Medibank: For refusing to pay ransom, hackers are now leaking stolen health data(Source – Shutterstock)

Another hack in Australia as four million Medibank customers data exposed

  • Medibank said all the personal data belonging to its customers, its AHM division, and every international-student client were compromised.
  • The hack is likely to cost the company a minimum between $25m and US$35 million.

Last week, Australia’s largest private health insurance company, Medibank, admitted it had as much as 200 gigabytes of data stolen from its servers, including “the location of where a customer received medical services, and codes relating to their diagnosis and procedures”. This week, the company highlighted that the hack has compromised its entire clientele, involving almost four million customers.

The update by Medibank had significantly escalated the cyberattack spell that has been ongoing in Australia lately. In a filing to the Australian Stock Exchange, the company said the investigation into the breach has now established the hacker had access to all Medibank, AHM and international student customers’ personal data, and significant amounts of health claims data. 

The personal information includes name, address, date of birth, some Medicare card numbers and gender. The health information includes the claim codes made by customers. It is fair to note however that Medibank still can’t definitely say how many or which customers are affected beyond the 1,000 records provided to the insurer by the hacker in the past two weeks. So far, it is through this communication with the hacker that Medibank has been able to determine the extent of the breach.

Because state and territory health record laws require the company to keep data for seven years, Medibank confirmed that the breach will also affect former customers. As of June 30, the company had 3.96 million customers. The hack is likely to cost the company a minimum between US$25 million and US$35 million, Medibank said. The large amount is mainly due to Medibank not having cyberattack insurance, and estimated cost does not include customer compensation or regulatory or legal costs that may be brought against the company.
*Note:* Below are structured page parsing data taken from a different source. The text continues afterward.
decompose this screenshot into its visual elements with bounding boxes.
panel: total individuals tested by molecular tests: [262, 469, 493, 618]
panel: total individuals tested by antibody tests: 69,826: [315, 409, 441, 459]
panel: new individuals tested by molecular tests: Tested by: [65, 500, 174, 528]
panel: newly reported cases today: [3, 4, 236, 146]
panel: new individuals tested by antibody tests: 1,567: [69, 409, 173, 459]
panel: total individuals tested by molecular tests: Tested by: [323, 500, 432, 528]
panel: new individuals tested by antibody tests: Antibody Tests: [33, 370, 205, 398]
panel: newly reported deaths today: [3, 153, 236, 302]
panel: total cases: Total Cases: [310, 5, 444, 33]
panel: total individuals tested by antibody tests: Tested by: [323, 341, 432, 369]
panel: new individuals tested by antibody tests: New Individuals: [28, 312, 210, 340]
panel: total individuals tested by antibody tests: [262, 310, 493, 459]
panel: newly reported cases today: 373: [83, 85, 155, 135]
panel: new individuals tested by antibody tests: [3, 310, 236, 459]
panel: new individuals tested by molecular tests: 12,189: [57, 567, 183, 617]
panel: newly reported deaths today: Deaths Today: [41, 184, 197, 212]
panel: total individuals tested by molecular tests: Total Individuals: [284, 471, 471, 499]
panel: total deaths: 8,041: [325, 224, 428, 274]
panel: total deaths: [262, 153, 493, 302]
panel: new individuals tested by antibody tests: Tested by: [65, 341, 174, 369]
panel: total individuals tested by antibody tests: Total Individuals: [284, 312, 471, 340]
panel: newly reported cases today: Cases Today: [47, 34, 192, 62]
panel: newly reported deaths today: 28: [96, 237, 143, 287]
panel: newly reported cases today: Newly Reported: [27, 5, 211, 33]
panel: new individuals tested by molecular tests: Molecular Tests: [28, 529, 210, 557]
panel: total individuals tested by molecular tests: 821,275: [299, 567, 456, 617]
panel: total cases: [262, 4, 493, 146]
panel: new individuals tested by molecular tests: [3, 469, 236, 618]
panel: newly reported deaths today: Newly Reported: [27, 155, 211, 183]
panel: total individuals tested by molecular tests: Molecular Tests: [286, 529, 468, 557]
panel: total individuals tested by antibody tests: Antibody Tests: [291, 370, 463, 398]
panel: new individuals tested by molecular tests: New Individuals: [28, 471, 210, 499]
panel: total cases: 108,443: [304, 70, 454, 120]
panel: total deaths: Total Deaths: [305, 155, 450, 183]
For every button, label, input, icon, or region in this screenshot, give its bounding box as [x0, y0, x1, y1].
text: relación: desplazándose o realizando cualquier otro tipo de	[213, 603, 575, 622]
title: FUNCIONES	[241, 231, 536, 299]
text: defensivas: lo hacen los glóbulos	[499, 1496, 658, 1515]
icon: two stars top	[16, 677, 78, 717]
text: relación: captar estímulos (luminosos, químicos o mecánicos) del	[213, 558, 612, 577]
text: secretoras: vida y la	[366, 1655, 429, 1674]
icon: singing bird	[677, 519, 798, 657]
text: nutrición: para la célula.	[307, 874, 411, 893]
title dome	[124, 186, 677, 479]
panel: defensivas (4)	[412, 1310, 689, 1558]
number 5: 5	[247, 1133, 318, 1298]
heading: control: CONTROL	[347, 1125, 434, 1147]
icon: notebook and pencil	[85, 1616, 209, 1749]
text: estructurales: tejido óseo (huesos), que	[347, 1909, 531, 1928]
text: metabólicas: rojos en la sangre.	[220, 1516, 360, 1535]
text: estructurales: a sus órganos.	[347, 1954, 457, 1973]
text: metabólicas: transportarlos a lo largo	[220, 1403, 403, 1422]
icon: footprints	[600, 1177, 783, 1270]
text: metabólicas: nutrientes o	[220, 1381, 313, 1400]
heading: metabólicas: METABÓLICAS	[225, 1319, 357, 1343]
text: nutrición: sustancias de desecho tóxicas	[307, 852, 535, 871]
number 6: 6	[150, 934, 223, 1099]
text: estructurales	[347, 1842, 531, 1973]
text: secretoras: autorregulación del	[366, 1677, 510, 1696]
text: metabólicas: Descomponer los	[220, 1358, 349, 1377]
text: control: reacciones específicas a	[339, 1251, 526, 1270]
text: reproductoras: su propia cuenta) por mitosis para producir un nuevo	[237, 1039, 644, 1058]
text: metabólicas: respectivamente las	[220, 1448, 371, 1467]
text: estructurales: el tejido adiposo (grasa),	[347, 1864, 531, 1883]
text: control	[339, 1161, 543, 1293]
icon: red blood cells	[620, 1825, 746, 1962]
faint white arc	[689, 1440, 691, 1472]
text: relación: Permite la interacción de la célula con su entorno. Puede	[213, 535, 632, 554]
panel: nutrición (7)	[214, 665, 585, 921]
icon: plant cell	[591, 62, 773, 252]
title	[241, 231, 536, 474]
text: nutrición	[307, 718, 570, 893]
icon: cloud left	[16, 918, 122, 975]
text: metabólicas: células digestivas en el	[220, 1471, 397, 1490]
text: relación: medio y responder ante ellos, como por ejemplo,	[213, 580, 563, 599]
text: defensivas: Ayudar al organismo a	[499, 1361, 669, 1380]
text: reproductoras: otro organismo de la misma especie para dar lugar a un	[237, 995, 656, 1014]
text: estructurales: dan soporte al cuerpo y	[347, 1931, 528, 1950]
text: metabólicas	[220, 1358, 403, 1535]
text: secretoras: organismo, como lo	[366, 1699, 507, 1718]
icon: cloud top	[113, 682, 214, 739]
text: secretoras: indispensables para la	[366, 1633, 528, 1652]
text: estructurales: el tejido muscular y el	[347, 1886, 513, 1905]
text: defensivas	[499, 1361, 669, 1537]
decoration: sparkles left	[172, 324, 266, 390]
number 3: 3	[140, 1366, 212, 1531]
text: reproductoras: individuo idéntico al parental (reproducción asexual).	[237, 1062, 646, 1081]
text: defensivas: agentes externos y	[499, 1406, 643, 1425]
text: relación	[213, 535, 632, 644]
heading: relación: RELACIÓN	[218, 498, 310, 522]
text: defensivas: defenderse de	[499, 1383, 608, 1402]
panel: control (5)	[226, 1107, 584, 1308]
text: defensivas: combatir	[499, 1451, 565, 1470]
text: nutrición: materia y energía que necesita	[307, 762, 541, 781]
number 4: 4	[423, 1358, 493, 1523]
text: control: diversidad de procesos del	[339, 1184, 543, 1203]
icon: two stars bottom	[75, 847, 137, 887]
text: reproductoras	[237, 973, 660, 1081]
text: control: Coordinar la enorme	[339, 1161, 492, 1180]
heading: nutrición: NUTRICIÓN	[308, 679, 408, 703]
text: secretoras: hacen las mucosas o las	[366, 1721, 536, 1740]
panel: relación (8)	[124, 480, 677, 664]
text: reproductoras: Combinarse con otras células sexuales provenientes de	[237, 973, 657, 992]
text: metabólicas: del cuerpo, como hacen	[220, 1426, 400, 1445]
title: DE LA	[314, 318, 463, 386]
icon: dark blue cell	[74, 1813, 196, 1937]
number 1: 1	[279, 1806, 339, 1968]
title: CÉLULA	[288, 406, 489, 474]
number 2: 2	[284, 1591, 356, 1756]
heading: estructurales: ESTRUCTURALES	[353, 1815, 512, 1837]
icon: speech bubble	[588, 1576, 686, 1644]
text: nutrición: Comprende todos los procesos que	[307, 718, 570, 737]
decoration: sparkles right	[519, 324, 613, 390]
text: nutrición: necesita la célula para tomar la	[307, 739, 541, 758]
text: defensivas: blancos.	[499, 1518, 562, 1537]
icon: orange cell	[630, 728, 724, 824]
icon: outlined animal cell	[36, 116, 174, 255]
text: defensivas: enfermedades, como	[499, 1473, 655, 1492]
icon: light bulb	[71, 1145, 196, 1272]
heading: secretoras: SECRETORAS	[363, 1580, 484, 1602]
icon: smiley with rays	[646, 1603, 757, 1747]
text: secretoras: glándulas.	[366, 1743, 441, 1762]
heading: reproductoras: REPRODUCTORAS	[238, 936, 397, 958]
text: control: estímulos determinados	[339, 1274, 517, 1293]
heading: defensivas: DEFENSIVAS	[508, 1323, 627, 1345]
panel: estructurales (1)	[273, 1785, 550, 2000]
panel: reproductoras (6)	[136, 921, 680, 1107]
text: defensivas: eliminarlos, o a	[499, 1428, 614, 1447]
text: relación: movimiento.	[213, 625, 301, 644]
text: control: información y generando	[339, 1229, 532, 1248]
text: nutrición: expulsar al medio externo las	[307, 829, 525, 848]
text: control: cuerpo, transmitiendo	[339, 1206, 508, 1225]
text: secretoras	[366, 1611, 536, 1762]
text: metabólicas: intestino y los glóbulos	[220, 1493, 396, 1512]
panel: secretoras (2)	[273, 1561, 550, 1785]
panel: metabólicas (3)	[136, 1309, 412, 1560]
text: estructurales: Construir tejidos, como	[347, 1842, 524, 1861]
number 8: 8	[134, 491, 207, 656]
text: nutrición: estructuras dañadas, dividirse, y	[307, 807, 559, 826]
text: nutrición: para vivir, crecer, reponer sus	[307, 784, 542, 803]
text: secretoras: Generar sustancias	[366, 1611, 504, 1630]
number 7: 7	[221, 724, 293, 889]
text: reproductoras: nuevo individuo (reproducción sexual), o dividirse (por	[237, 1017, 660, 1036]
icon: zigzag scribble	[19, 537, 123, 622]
With the extent of the attack still unclear, Medibank withdrew its guidance for policyholder growth this financial year. Separately, Bloomberg Intelligence’s Matt Ingram and Jack Baxter also said, “Medibank’s data breach could cost over A$200 million. Premium hike suspensions and possible compensation of A$500-A$20,000 for each policyholder hurt by the breach are the main drivers. Theft of international student medical data may result in foreign government sanctions. 
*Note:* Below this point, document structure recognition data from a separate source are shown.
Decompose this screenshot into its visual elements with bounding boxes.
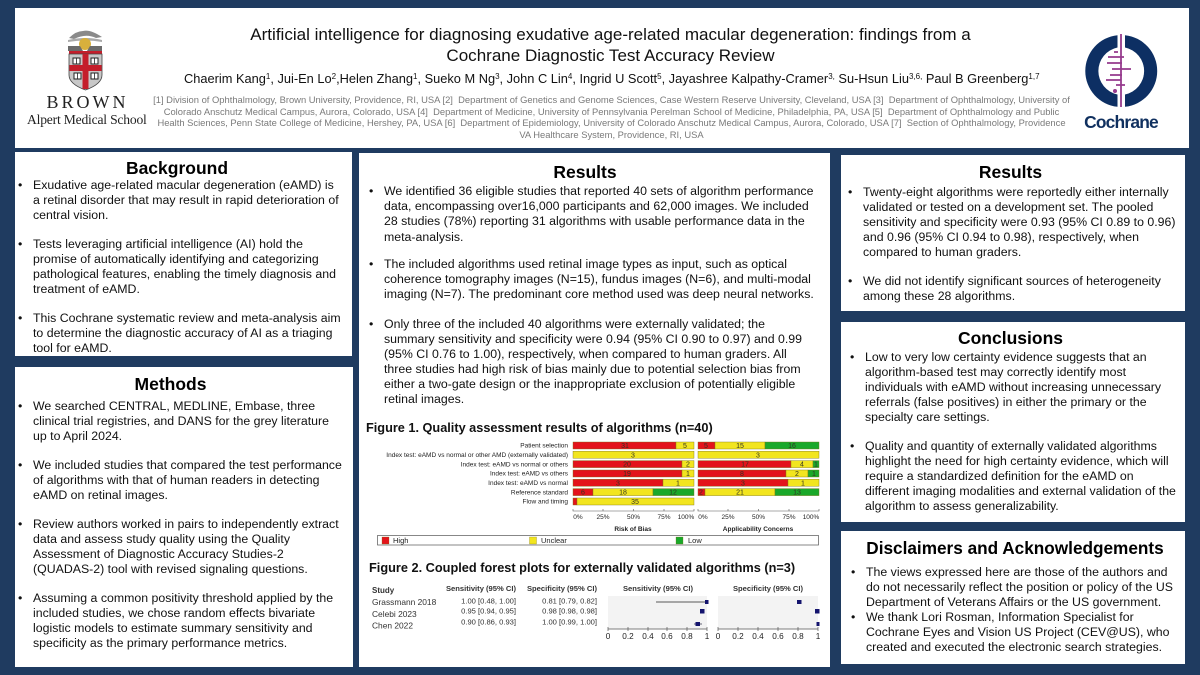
- text: results bullet 2: coherence tomography images (N=15), fundus images (N=6), and multi-modal: [384, 272, 811, 286]
- text: conclusions bullet 1: [865, 350, 1161, 425]
- chart: quality assessment: Index test: eAMD vs normal: [488, 480, 569, 487]
- text: results bullet 3: Only three of the included 40 algorithms were externally validated; the: [384, 317, 765, 331]
- forest plot table: 0.98 [0.98, 0.98]: [542, 606, 597, 616]
- chart: quality assessment: 50%: [627, 514, 640, 521]
- chart: quality assessment: Applicability Concerns: [723, 526, 794, 533]
- header banner: [15, 8, 1189, 148]
- forest plot table: Chen 2022: [372, 620, 413, 630]
- chart: quality assessment: Flow and timing: [522, 499, 568, 506]
- chart: quality assessment: 19: [623, 471, 631, 478]
- title: Cochrane Diagnostic Test Accuracy Review: [446, 46, 775, 65]
- text: methods bullet 2: We included studies that compared the test performance: [33, 458, 342, 472]
- text: conclusions bullet 1: specialty care settings.: [865, 410, 990, 424]
- icon: Cochrane logo: [1085, 34, 1158, 107]
- affiliations: VA Healthcare System, Providence, RI, USA: [519, 129, 704, 140]
- text: background bullet 2: pathological features, enabling the timely diagnosis and: [33, 267, 336, 281]
- text: methods bullet 3: Review authors worked in pairs to independently extract: [33, 516, 339, 530]
- forest plot: sensitivity: Sensitivity (95% CI): [623, 584, 693, 593]
- text: results right bullet 1: [863, 185, 1175, 260]
- chart: quality assessment: 15: [736, 443, 744, 450]
- text: methods bullet 1: up to April 2024.: [33, 429, 122, 443]
- wordmark: Cochrane: Cochrane: [1084, 112, 1158, 132]
- text: results bullet 1: meta-analysis.: [384, 230, 463, 244]
- bars: applicability concerns: [698, 442, 819, 496]
- text: methods bullet 4: [33, 590, 333, 652]
- chart: quality assessment: 20: [623, 462, 631, 469]
- forest plot table: [372, 584, 597, 630]
- text: results bullet 2: imaging (N=7). The predominant core method used was deep neural networks.: [384, 287, 814, 301]
- text: background bullet 3: [33, 310, 341, 356]
- chart legend: Unclear: [541, 536, 567, 545]
- forest plot: specificity: Specificity (95% CI): [733, 584, 803, 593]
- chart legend: Low: [688, 536, 702, 545]
- chart: quality assessment: 100%: [678, 514, 695, 521]
- wordmark: Alpert Medical School: Alpert Medical School: [27, 112, 147, 127]
- text: results right bullet 1: validated or tested on a development set. The pooled: [863, 200, 1153, 214]
- text: background bullet 3: tool for eAMD.: [33, 341, 112, 355]
- text: methods bullet 3: (QUADAS-2) tool with revised signaling questions.: [33, 562, 308, 576]
- chart: quality assessment: Reference standard: [511, 489, 568, 496]
- heading: figure 2: Figure 2. Coupled forest plots for externally validated algorithms (n=3): [369, 560, 795, 575]
- chart: quality assessment: 50%: [752, 514, 765, 521]
- panel: methods: [15, 367, 353, 667]
- text: methods bullet 4: logistic models to estimate summary sensitivity and: [33, 621, 313, 635]
- chart: quality assessment: 0%: [698, 514, 708, 521]
- forest plot: specificity: 1: [816, 632, 821, 641]
- panel: results centre: [359, 153, 830, 667]
- chart: quality assessment: 13: [793, 490, 801, 497]
- chart: quality assessment: 21: [736, 490, 744, 497]
- chart legend: [378, 536, 818, 545]
- chart: quality assessment: 18: [619, 490, 627, 497]
- forest plot: sensitivity: 1: [705, 632, 710, 641]
- text: conclusions bullet 2: different imaging modalities and external validation of the: [865, 484, 1176, 498]
- chart: quality assessment: 1: [814, 462, 818, 469]
- text: methods bullet 4: Assuming a common positivity threshold applied by the: [33, 590, 333, 604]
- text: methods bullet 4: specificity as the primary performance metrics.: [33, 636, 287, 650]
- text: results bullet 1: We identified 36 eligible studies that reported 40 sets of algorithm performance: [384, 184, 813, 198]
- affiliations: [153, 94, 1070, 140]
- bars: risk of bias: [573, 442, 694, 505]
- text: methods bullet 1: [33, 398, 329, 444]
- text: background bullet 2: promise of automatically identifying and categorizing: [33, 252, 319, 266]
- chart: quality assessment: 2: [795, 471, 799, 478]
- forest plot: specificity: 0.6: [772, 632, 784, 641]
- forest plot: specificity: 0.2: [732, 632, 744, 641]
- chart: quality assessment: Risk of Bias: [614, 526, 652, 533]
- chart: quality assessment: 6: [581, 490, 585, 497]
- heading: disclaimers: Disclaimers and Acknowledgements: [866, 538, 1164, 558]
- text: disclaimers bullet 1: [866, 564, 1173, 610]
- chart: quality assessment: 1: [801, 480, 805, 487]
- text: conclusions bullet 2: highlight the need for high certainty evidence, which will: [865, 454, 1169, 468]
- heading: results centre: Results: [553, 162, 617, 182]
- text: results right bullet 2: among these 28 algorithms.: [863, 289, 1015, 303]
- text: background bullet 3: This Cochrane systematic review and meta-analysis aim: [33, 310, 341, 324]
- chart: quality assessment: 31: [621, 443, 629, 450]
- text: background bullet 1: Exudative age-related macular degeneration (eAMD) is: [33, 178, 334, 192]
- forest plot table: 0.95 [0.94, 0.95]: [461, 606, 516, 616]
- chart: quality assessment: 25%: [721, 514, 735, 521]
- chart: quality assessment: 4: [800, 462, 804, 469]
- text: background bullet 2: treatment of eAMD.: [33, 282, 140, 296]
- chart: quality assessment: 3: [616, 480, 620, 487]
- wordmark: Brown: BROWN: [46, 92, 128, 112]
- chart: quality assessment: 0%: [573, 514, 583, 521]
- text: conclusions bullet 1: individuals with eAMD without increasing unnecessary: [865, 380, 1161, 394]
- chart: quality assessment: Index test: eAMD vs others: [490, 471, 569, 478]
- forest plot: specificity: 0.4: [752, 632, 764, 641]
- chart: quality assessment: 1: [686, 471, 690, 478]
- forest plot: sensitivity: 0.2: [622, 632, 634, 641]
- chart: quality assessment: 3: [631, 452, 635, 459]
- chart: quality assessment: [377, 442, 820, 546]
- text: results right bullet 1: and 0.96 (95% CI 0.94 to 0.98), respectively, when: [863, 230, 1139, 244]
- forest plot: sensitivity: 0.4: [642, 632, 654, 641]
- title: Artificial intelligence for diagnosing exudative age-related macular degeneration: findings from a: [250, 25, 971, 44]
- forest plot table: Study: [372, 586, 395, 595]
- text: methods bullet 1: We searched CENTRAL, MEDLINE, Embase, three: [33, 398, 315, 412]
- text: results bullet 2: The included algorithms used retinal image types as input, such as optical: [384, 257, 787, 271]
- forest plot table: 1.00 [0.48, 1.00]: [461, 596, 516, 606]
- heading: methods: Methods: [135, 374, 206, 394]
- chart: quality assessment: 3: [756, 452, 760, 459]
- text: conclusions bullet 1: algorithm-based test may correctly identify most: [865, 365, 1126, 379]
- forest plot table: Sensitivity (95% CI): [446, 584, 516, 593]
- affiliations: Colorado Anschutz Medical Campus, Aurora, Colorado, USA [4] Department of Medicine, University of Pennsylvania Perelman School of Medicine, Philadelphia, PA, USA [5] Department of Ophthalmology and Public: [164, 106, 1059, 117]
- forest plot: specificity: 0.8: [792, 632, 804, 641]
- forest plot table: 0.81 [0.79, 0.82]: [542, 596, 597, 606]
- text: conclusions bullet 2: algorithm to assess generalizability.: [865, 499, 1059, 513]
- authors: Chaerim Kang1, Jui-En Lo2,Helen Zhang1, Sueko M Ng3, John C Lin4, Ingrid U Scott5, Jayashree Kalpathy-Cramer3, Su-Hsun Liu3,6, Paul B Greenberg1,7: [184, 71, 1040, 86]
- text: methods bullet 1: clinical trial registries, and DANS for the grey literature: [33, 414, 329, 428]
- text: background bullet 1: a retinal disorder that may result in rapid deterioration of: [33, 193, 339, 207]
- panel: results right: [841, 155, 1185, 311]
- forest plot table: Specificity (95% CI): [527, 584, 597, 593]
- text: results bullet 1: data, encompassing over16,000 participants and 62,000 images. We included: [384, 199, 809, 213]
- text: background bullet 3: to determine the diagnostic accuracy of AI as a triaging: [33, 326, 332, 340]
- chart: quality assessment: 100%: [803, 514, 820, 521]
- text: conclusions bullet 2: [865, 439, 1176, 514]
- chart: quality assessment: 3: [741, 480, 745, 487]
- text: conclusions bullet 1: Low to very low certainty evidence suggests that an: [865, 350, 1147, 364]
- forest plot table: 1.00 [0.99, 1.00]: [542, 618, 597, 626]
- chart: quality assessment: 2: [686, 462, 690, 469]
- text: results bullet 1: 28 studies (78%) reporting 31 algorithms with usable performance data in the: [384, 214, 805, 228]
- chart legend: High: [393, 536, 408, 545]
- panel: disclaimers: [841, 531, 1185, 664]
- chart: quality assessment: Index test: eAMD vs normal or other AMD (externally validated): [386, 452, 568, 459]
- text: results right bullet 2: We did not identify significant sources of heterogeneity: [863, 274, 1161, 288]
- text: conclusions bullet 1: referrals (false positives) in either the primary or the: [865, 395, 1147, 409]
- chart: quality assessment: 2: [699, 490, 703, 497]
- forest plot: sensitivity: [606, 584, 710, 641]
- affiliations: [1] Division of Ophthalmology, Brown University, Providence, RI, USA [2] Department of Genetics and Genome Sciences, Case Western Reserve University, Cleveland, USA [3] Department of Ophthalmology, University of: [153, 94, 1070, 105]
- text: results bullet 3: (95% CI 0.76 to 1.00), respectively, when compared to human graders. All: [384, 347, 787, 361]
- text: conclusions bullet 2: Quality and quantity of externally validated algorithms: [865, 439, 1157, 453]
- text: results bullet 3: summary sensitivity and specificity were 0.94 (95% CI 0.90 to 0.97) and 0.99: [384, 332, 802, 346]
- text: methods bullet 2: of algorithms with that of human readers in detecting: [33, 473, 319, 487]
- forest plot table: Grassmann 2018: [372, 597, 437, 607]
- chart: quality assessment: 1: [676, 480, 680, 487]
- text: disclaimers bullet 1: do not necessarily reflect the position or policy of the US: [866, 580, 1173, 594]
- text: results right bullet 1: sensitivity and specificity were 0.93 (95% CI 0.89 to 0.96): [863, 215, 1175, 229]
- text: methods bullet 2: [33, 458, 342, 503]
- text: disclaimers bullet 1: Department of Veterans Affairs or the US government.: [866, 594, 1161, 608]
- forest plot: specificity: [716, 584, 821, 641]
- chart: quality assessment: 75%: [657, 514, 671, 521]
- text: disclaimers bullet 2: We thank Lori Rosman, Information Specialist for: [866, 610, 1134, 624]
- text: results bullet 3: either a two-gate design or the inappropriate exclusion of potentially eligible: [384, 377, 795, 391]
- text: results bullet 2: [384, 257, 814, 303]
- text: results bullet 3: three studies had high risk of bias mainly due to potential selection bias from: [384, 362, 801, 376]
- text: results right bullet 2: [863, 274, 1161, 304]
- text: disclaimers bullet 1: The views expressed here are those of the authors and: [866, 564, 1168, 578]
- heading: results right: Results: [979, 162, 1042, 182]
- chart: quality assessment: Patient selection: [520, 442, 568, 450]
- text: methods bullet 2: eAMD on retinal images.: [33, 488, 168, 502]
- chart: quality assessment: 35: [631, 499, 639, 506]
- text: methods bullet 4: included studies, we chose random effects bivariate: [33, 606, 315, 620]
- forest plot table: Celebi 2023: [372, 609, 417, 619]
- chart: quality assessment: 5: [704, 443, 708, 450]
- text: methods bullet 3: [33, 516, 339, 578]
- chart: quality assessment: 5: [683, 443, 687, 450]
- icon: Brown University shield: [68, 30, 102, 90]
- chart: quality assessment: 1: [812, 471, 816, 478]
- heading: figure 1: Figure 1. Quality assessment results of algorithms (n=40): [366, 420, 713, 435]
- chart: quality assessment: Index test: eAMD vs normal or others: [461, 461, 569, 468]
- text: conclusions bullet 2: require a standardized definition for the eAMD on: [865, 469, 1134, 483]
- text: results bullet 3: [384, 317, 802, 407]
- chart: quality assessment: 12: [669, 490, 677, 497]
- text: disclaimers bullet 2: [866, 610, 1170, 654]
- text: methods bullet 3: Assessment of Diagnostic Accuracy Studies-2: [33, 547, 284, 561]
- forest plot: sensitivity: 0.6: [661, 632, 673, 641]
- text: results bullet 3: retinal images.: [384, 392, 464, 406]
- forest plot: specificity: 0: [716, 632, 721, 641]
- text: disclaimers bullet 2: Cochrane Eyes and Vision US Project (CEV@US), who: [866, 624, 1170, 638]
- panel: conclusions: [841, 322, 1185, 522]
- text: background bullet 2: [33, 236, 336, 298]
- forest plot: sensitivity: 0.8: [681, 632, 693, 641]
- heading: background: Background: [126, 158, 228, 178]
- chart: quality assessment: 16: [788, 443, 796, 450]
- text: disclaimers bullet 2: created and executed the electronic search strategies.: [866, 640, 1162, 654]
- text: results bullet 1: [384, 184, 813, 245]
- text: results right bullet 1: Twenty-eight algorithms were reportedly either internally: [863, 185, 1169, 199]
- text: background bullet 2: Tests leveraging artificial intelligence (AI) hold the: [33, 236, 303, 250]
- chart: forest plots: [372, 584, 821, 641]
- panel: background: [15, 152, 352, 356]
- forest plot: sensitivity: 0: [606, 632, 611, 641]
- chart: quality assessment: 8: [740, 471, 744, 478]
- text: background bullet 1: [33, 178, 339, 223]
- chart: quality assessment: 75%: [782, 514, 796, 521]
- text: background bullet 1: central vision.: [33, 208, 108, 222]
- text: methods bullet 3: data and assess study quality using the Quality: [33, 532, 290, 546]
- affiliations: Health Sciences, Penn State College of Medicine, Hershey, PA, USA [6] Department of Epidemiology, University of Colorado Anschutz Medical Campus, Aurora, Colorado, USA [7] Section of Ophthalmology, Providence: [157, 117, 1066, 128]
- chart: quality assessment: 25%: [596, 514, 610, 521]
- text: results right bullet 1: compared to human graders.: [863, 245, 1021, 259]
- heading: conclusions: Conclusions: [958, 328, 1063, 348]
- title: [250, 25, 971, 65]
- chart: quality assessment: 17: [741, 462, 749, 469]
- forest plot table: 0.90 [0.86, 0.93]: [461, 618, 516, 626]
Experts are largely believing that Australian organizations are being targeted for a new ‘cyber’ twist on ages old crimes. The most recent, as per Reuters report, is Australian Clinical Labs which said that its Medlab Pathology business suffered a data breach that affected about 223,000 accounts. The incident marks corporate Australia’s fourth major hack since September.

To recall, besides Medibank, the country’s second-largest telco Optus and retailer Woolworths Group’s majority-owned online retailer MyDeal were also hit by breaches that compromised the data of millions of customers. Synopsys head of solutions strategy for APAC Phillip Ivancic reckons that the theft of highly valuable personal information, with the goal of extracting financial gain, is becoming more common in Australia. 

“Overseas criminal groups are attempting to exploit vulnerabilities in internet facing systems to “on-sell”, for lack of a better word, personal data to other cyber criminals to exploit in future. Although a relatively recent and high-profile phenomenon in Australia, these types of crimes have been going on globally for quite some time,” he said in an email statement. He also noted that from the recent data breaches, it is obvious that attackers are using continuous and automated tools to look for weaknesses in production, internet-facing applications and, believes, Australian organizations should too. 

“That way, if something changes from one day to the next day, you can pick up on it early and correct it. Dynamic application security testing (DAST) solutions are designed to be production safe, because clearly attackers are exploiting production applications and internet facing systems. A carefully chosen DAST solution will ensure your publicly facing web applications, and any APIs within those web applications, are being continuously monitored for new vulnerabilities,” he concluded.

In the light of the recent events, Australian Attorney General Mark Dreyfus reckons the country needs better laws to regulate how companies manage the large amount of data they collect and bigger penalties for “repeated or serious privacy breaches”.Dreyfus said he will fast-track amendments to the Privacy Act when federal parliament resumes next week. 

According to Bloomberg, the legislation will boost the maximum penalty for serious or repeated privacy breaches to A$50 million (US$32 million); three times the value of any benefit obtained through the misuse of information; or 30% of a company’s adjusted turnover in the relevant period, whichever is greater. The current level is a A$2.22 million penalty.